Calibration Algorithms in Quantization

  1. Introduction

  2. Calibration Algorithms

  3. Support Matrix

Introduction

Quantization proves beneficial in terms of reducing the memory and computational requirements of the model. Uniform quantization transforms the input value $x ∈ [β, α]$ to lie within $[−2^{b−1}, 2^{b−1} − 1]$, where $[β, α]$ is the range of real values chosen for quantization and $b$ is the bit-width of the signed integer representation. Calibration is the process of determining the $α$ and $β$ for model weights and activations. Refer to this link for more quantization fundamentals

Calibration Algorithms

Currently, Intel® Neural Compressor supports three popular calibration algorithms:

  • MinMax: This method gets the maximum and minimum of input values as $α$ and $β$ [^1]. It preserves the entire range and is the simplest approach.

  • Entropy: This method minimizes the KL divergence to reduce the information loss between full-precision and quantized data [^2]. Its primary focus is on preserving essential information.

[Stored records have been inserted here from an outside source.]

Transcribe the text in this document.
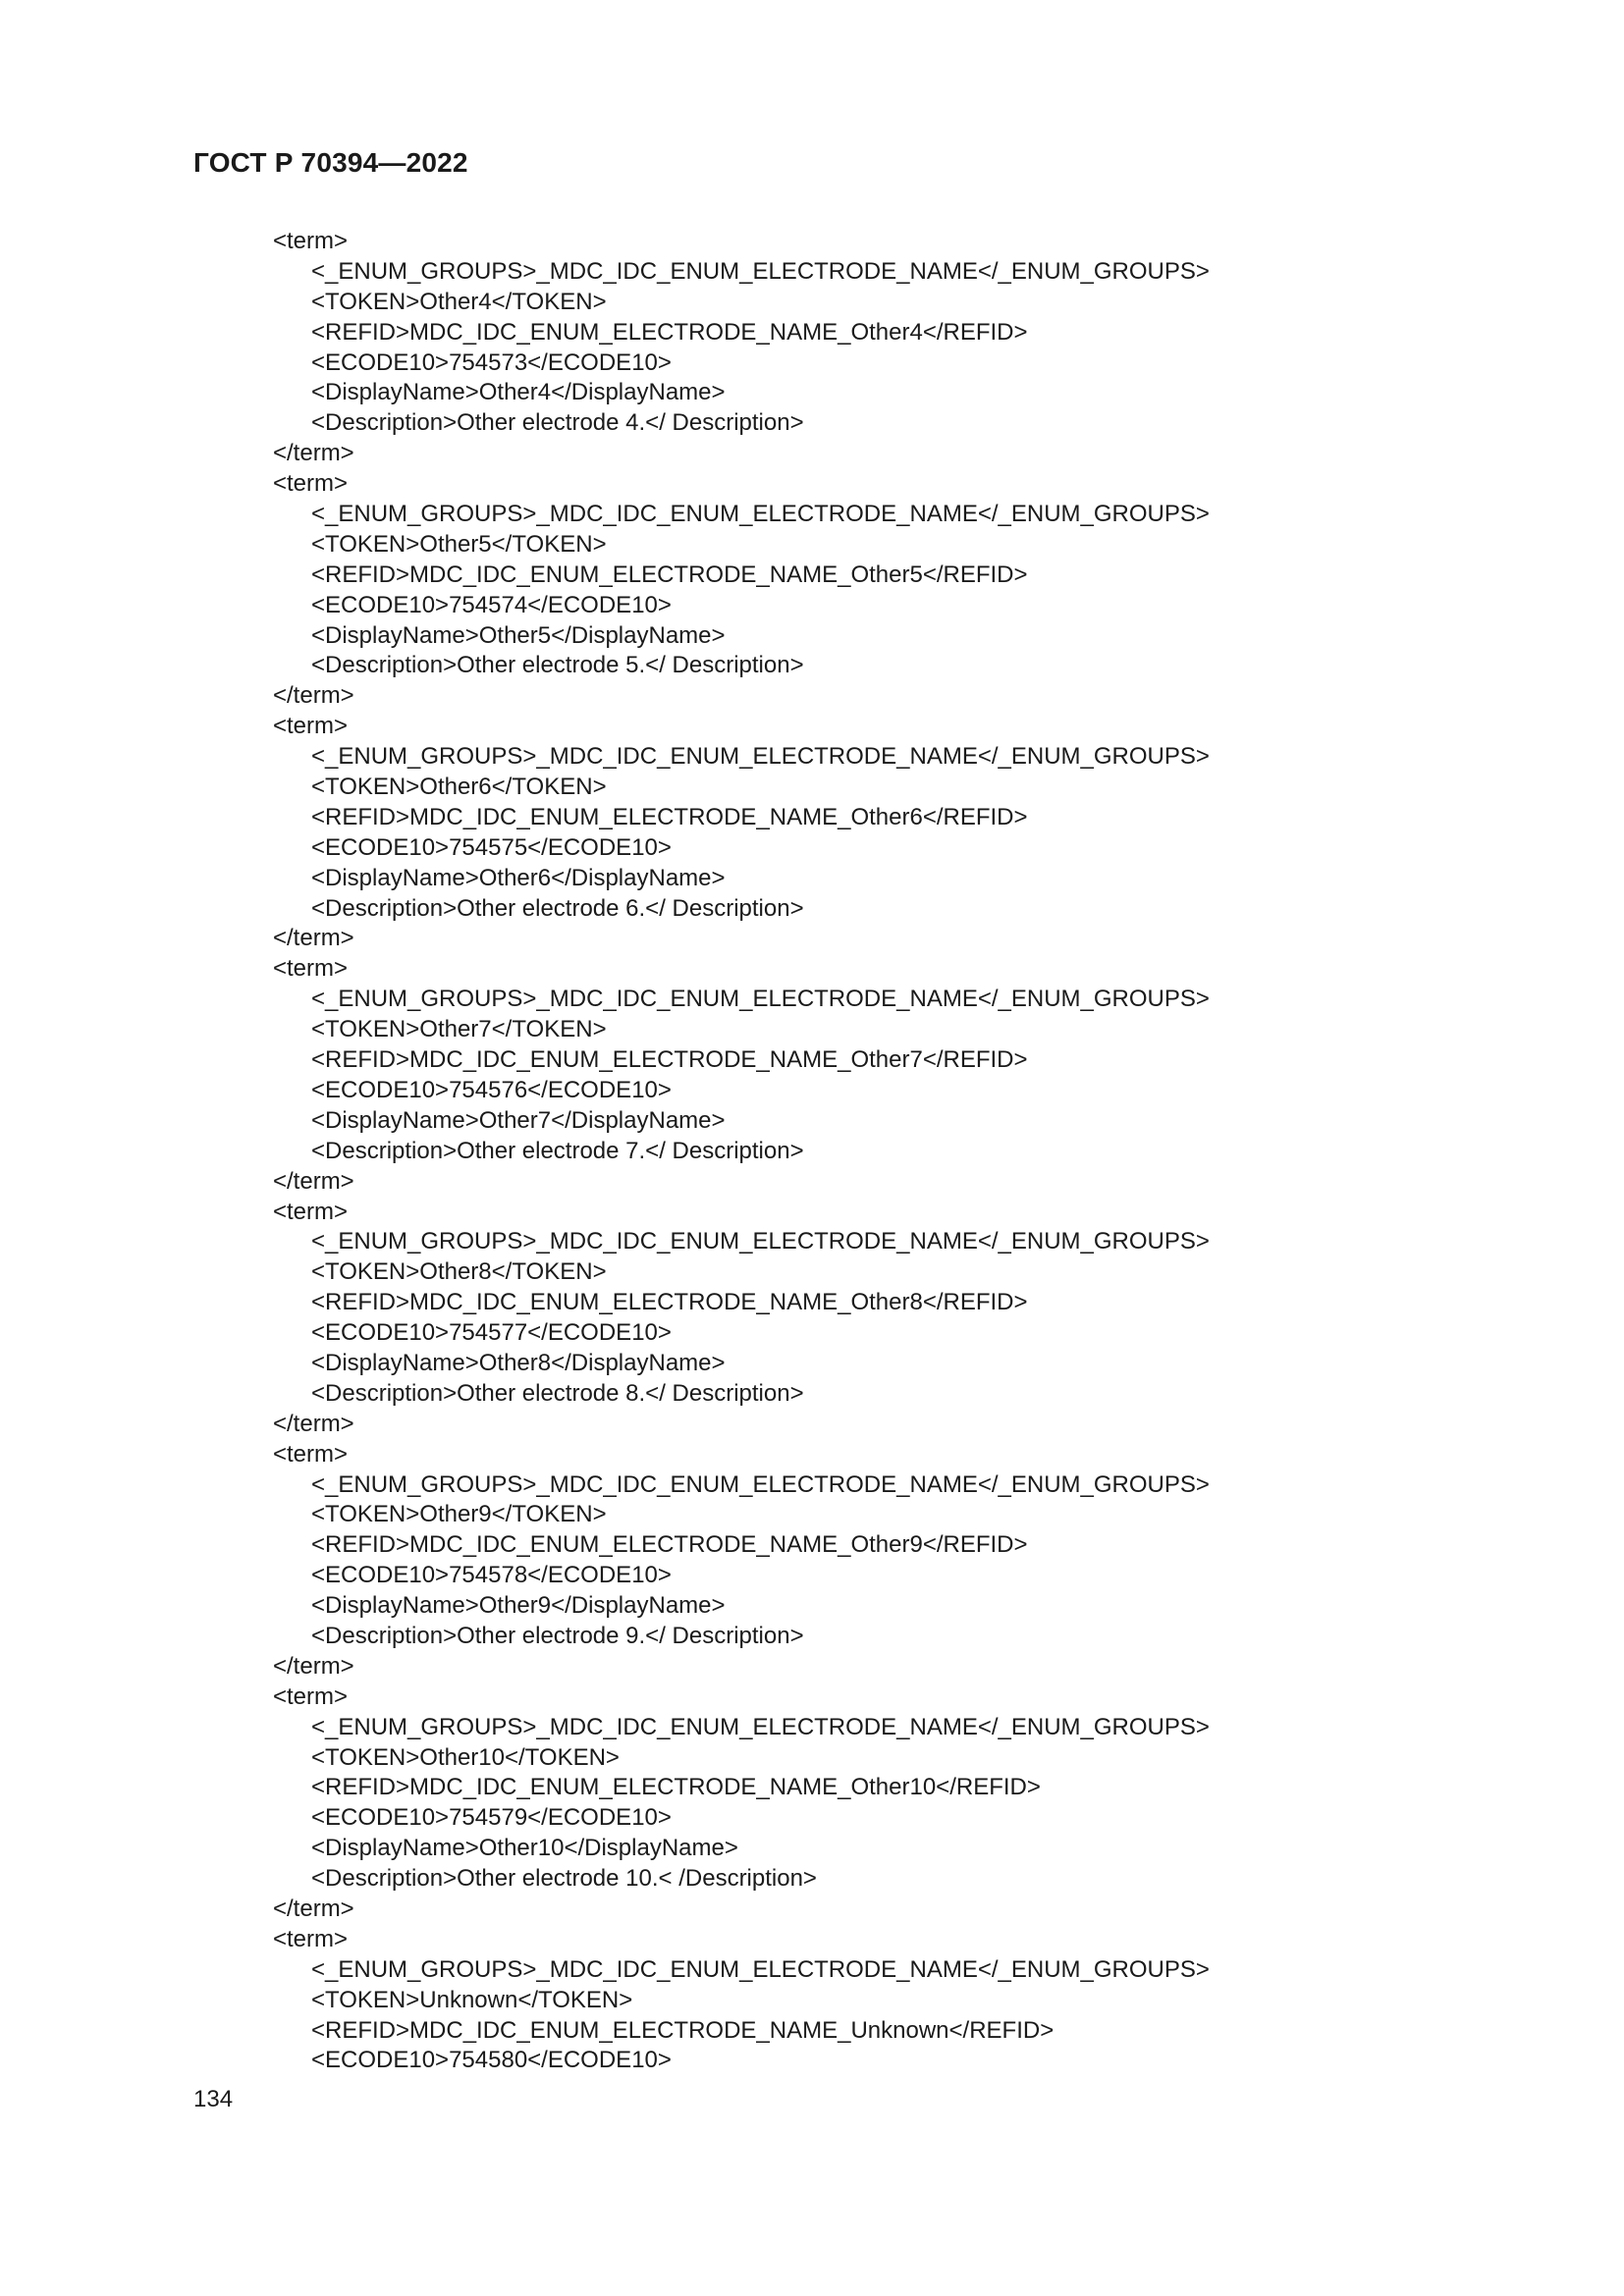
ГОСТ Р 70394—2022
<term>
<_ENUM_GROUPS>_MDC_IDC_ENUM_ELECTRODE_NAME</_ENUM_GROUPS>
<TOKEN>Other4</TOKEN>
<REFID>MDC_IDC_ENUM_ELECTRODE_NAME_Other4</REFID>
<ECODE10>754573</ECODE10>
<DisplayName>Other4</DisplayName>
<Description>Other electrode 4.</ Description>
</term>
<term>
<_ENUM_GROUPS>_MDC_IDC_ENUM_ELECTRODE_NAME</_ENUM_GROUPS>
<TOKEN>Other5</TOKEN>
<REFID>MDC_IDC_ENUM_ELECTRODE_NAME_Other5</REFID>
<ECODE10>754574</ECODE10>
<DisplayName>Other5</DisplayName>
<Description>Other electrode 5.</ Description>
</term>
<term>
<_ENUM_GROUPS>_MDC_IDC_ENUM_ELECTRODE_NAME</_ENUM_GROUPS>
<TOKEN>Other6</TOKEN>
<REFID>MDC_IDC_ENUM_ELECTRODE_NAME_Other6</REFID>
<ECODE10>754575</ECODE10>
<DisplayName>Other6</DisplayName>
<Description>Other electrode 6.</ Description>
</term>
<term>
<_ENUM_GROUPS>_MDC_IDC_ENUM_ELECTRODE_NAME</_ENUM_GROUPS>
<TOKEN>Other7</TOKEN>
<REFID>MDC_IDC_ENUM_ELECTRODE_NAME_Other7</REFID>
<ECODE10>754576</ECODE10>
<DisplayName>Other7</DisplayName>
<Description>Other electrode 7.</ Description>
</term>
<term>
<_ENUM_GROUPS>_MDC_IDC_ENUM_ELECTRODE_NAME</_ENUM_GROUPS>
<TOKEN>Other8</TOKEN>
<REFID>MDC_IDC_ENUM_ELECTRODE_NAME_Other8</REFID>
<ECODE10>754577</ECODE10>
<DisplayName>Other8</DisplayName>
<Description>Other electrode 8.</ Description>
</term>
<term>
<_ENUM_GROUPS>_MDC_IDC_ENUM_ELECTRODE_NAME</_ENUM_GROUPS>
<TOKEN>Other9</TOKEN>
<REFID>MDC_IDC_ENUM_ELECTRODE_NAME_Other9</REFID>
<ECODE10>754578</ECODE10>
<DisplayName>Other9</DisplayName>
<Description>Other electrode 9.</ Description>
</term>
<term>
<_ENUM_GROUPS>_MDC_IDC_ENUM_ELECTRODE_NAME</_ENUM_GROUPS>
<TOKEN>Other10</TOKEN>
<REFID>MDC_IDC_ENUM_ELECTRODE_NAME_Other10</REFID>
<ECODE10>754579</ECODE10>
<DisplayName>Other10</DisplayName>
<Description>Other electrode 10.< /Description>
</term>
<term>
<_ENUM_GROUPS>_MDC_IDC_ENUM_ELECTRODE_NAME</_ENUM_GROUPS>
<TOKEN>Unknown</TOKEN>
<REFID>MDC_IDC_ENUM_ELECTRODE_NAME_Unknown</REFID>
<ECODE10>754580</ECODE10>
134
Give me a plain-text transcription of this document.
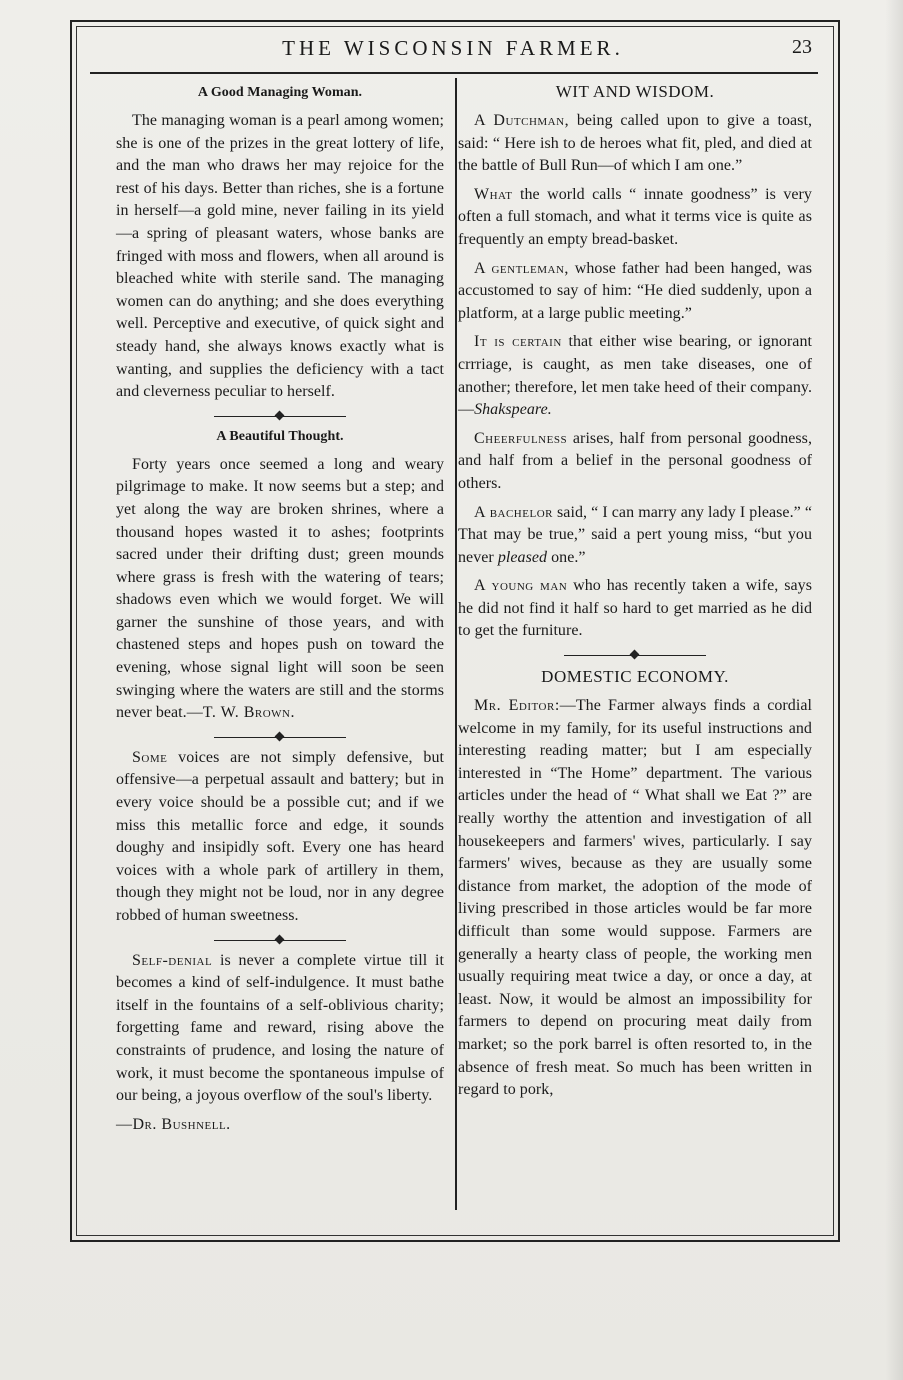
THE WISCONSIN FARMER.	23
A Good Managing Woman.

The managing woman is a pearl among women; she is one of the prizes in the great lottery of life, and the man who draws her may rejoice for the rest of his days. Better than riches, she is a fortune in herself—a gold mine, never failing in its yield—a spring of pleasant waters, whose banks are fringed with moss and flowers, when all around is bleached white with sterile sand. The managing women can do anything; and she does everything well. Perceptive and executive, of quick sight and steady hand, she always knows exactly what is wanting, and supplies the deficiency with a tact and cleverness peculiar to herself.

A Beautiful Thought.

Forty years once seemed a long and weary pilgrimage to make. It now seems but a step; and yet along the way are broken shrines, where a thousand hopes wasted it to ashes; footprints sacred under their drifting dust; green mounds where grass is fresh with the watering of tears; shadows even which we would forget. We will garner the sunshine of those years, and with chastened steps and hopes push on toward the evening, whose signal light will soon be seen swinging where the waters are still and the storms never beat.—T. W. Brown.

Some voices are not simply defensive, but offensive—a perpetual assault and battery; but in every voice should be a possible cut; and if we miss this metallic force and edge, it sounds doughy and insipidly soft. Every one has heard voices with a whole park of artillery in them, though they might not be loud, nor in any degree robbed of human sweetness.

Self-denial is never a complete virtue till it becomes a kind of self-indulgence. It must bathe itself in the fountains of a self-oblivious charity; forgetting fame and reward, rising above the constraints of prudence, and losing the nature of work, it must become the spontaneous impulse of our being, a joyous overflow of the soul's liberty.

—Dr. Bushnell.

WIT AND WISDOM.

A Dutchman, being called upon to give a toast, said: “ Here ish to de heroes what fit, pled, and died at the battle of Bull Run—of which I am one.”

What the world calls “ innate goodness” is very often a full stomach, and what it terms vice is quite as frequently an empty bread-basket.

A gentleman, whose father had been hanged, was accustomed to say of him: “He died suddenly, upon a platform, at a large public meeting.”

It is certain that either wise bearing, or ignorant crrriage, is caught, as men take diseases, one of another; therefore, let men take heed of their company.—Shakspeare.

Cheerfulness arises, half from personal goodness, and half from a belief in the personal goodness of others.

A bachelor said, “ I can marry any lady I please.” “ That may be true,” said a pert young miss, “but you never pleased one.”

A young man who has recently taken a wife, says he did not find it half so hard to get married as he did to get the furniture.

DOMESTIC ECONOMY.

Mr. Editor:—The Farmer always finds a cordial welcome in my family, for its useful instructions and interesting reading matter; but I am especially interested in “The Home” department. The various articles under the head of “ What shall we Eat ?” are really worthy the attention and investigation of all housekeepers and farmers' wives, particularly. I say farmers' wives, because as they are usually some distance from market, the adoption of the mode of living prescribed in those articles would be far more difficult than some would suppose. Farmers are generally a hearty class of people, the working men usually requiring meat twice a day, or once a day, at least. Now, it would be almost an impossibility for farmers to depend on procuring meat daily from market; so the pork barrel is often resorted to, in the absence of fresh meat. So much has been written in regard to pork,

  • Percentile: This method only considers a specific percentage of values for calculating the range, ignoring the remainder which may contain outliers [^3]. It enhances resolution by excluding extreme values but still retaining noteworthy data.

Support Matrix

Framework Supported calibration algorithm
weight activation
Pytorch minmax minmax, kl
Tensorflow minmax minmax, kl
MXNet minmax minmax, kl
OnnxRuntime minmax minmax, kl, percentile

kl is used to represent the Entropy calibration algorithm in Intel® Neural Compressor.

The calibration algorithm is one of the tuning items utilized by Intel® Neural Compressor auto-tuning. The accuracy-aware tuning process will select an appropriate algorithm. Please refer to tuning_strategies.html for more details.

Reference

[^1]: Vanhoucke, Vincent, Andrew Senior, and Mark Z. Mao. “Improving the speed of neural networks on CPUs.” (2011).

[^2]: Szymon Migacz. “Nvidia 8-bit inference width tensorrt.” (2017).

[^3]: McKinstry, Jeffrey L., et al. “Discovering low-precision networks close to full-precision networks for efficient embedded inference.” arXiv preprint arXiv:1809.04191 (2018).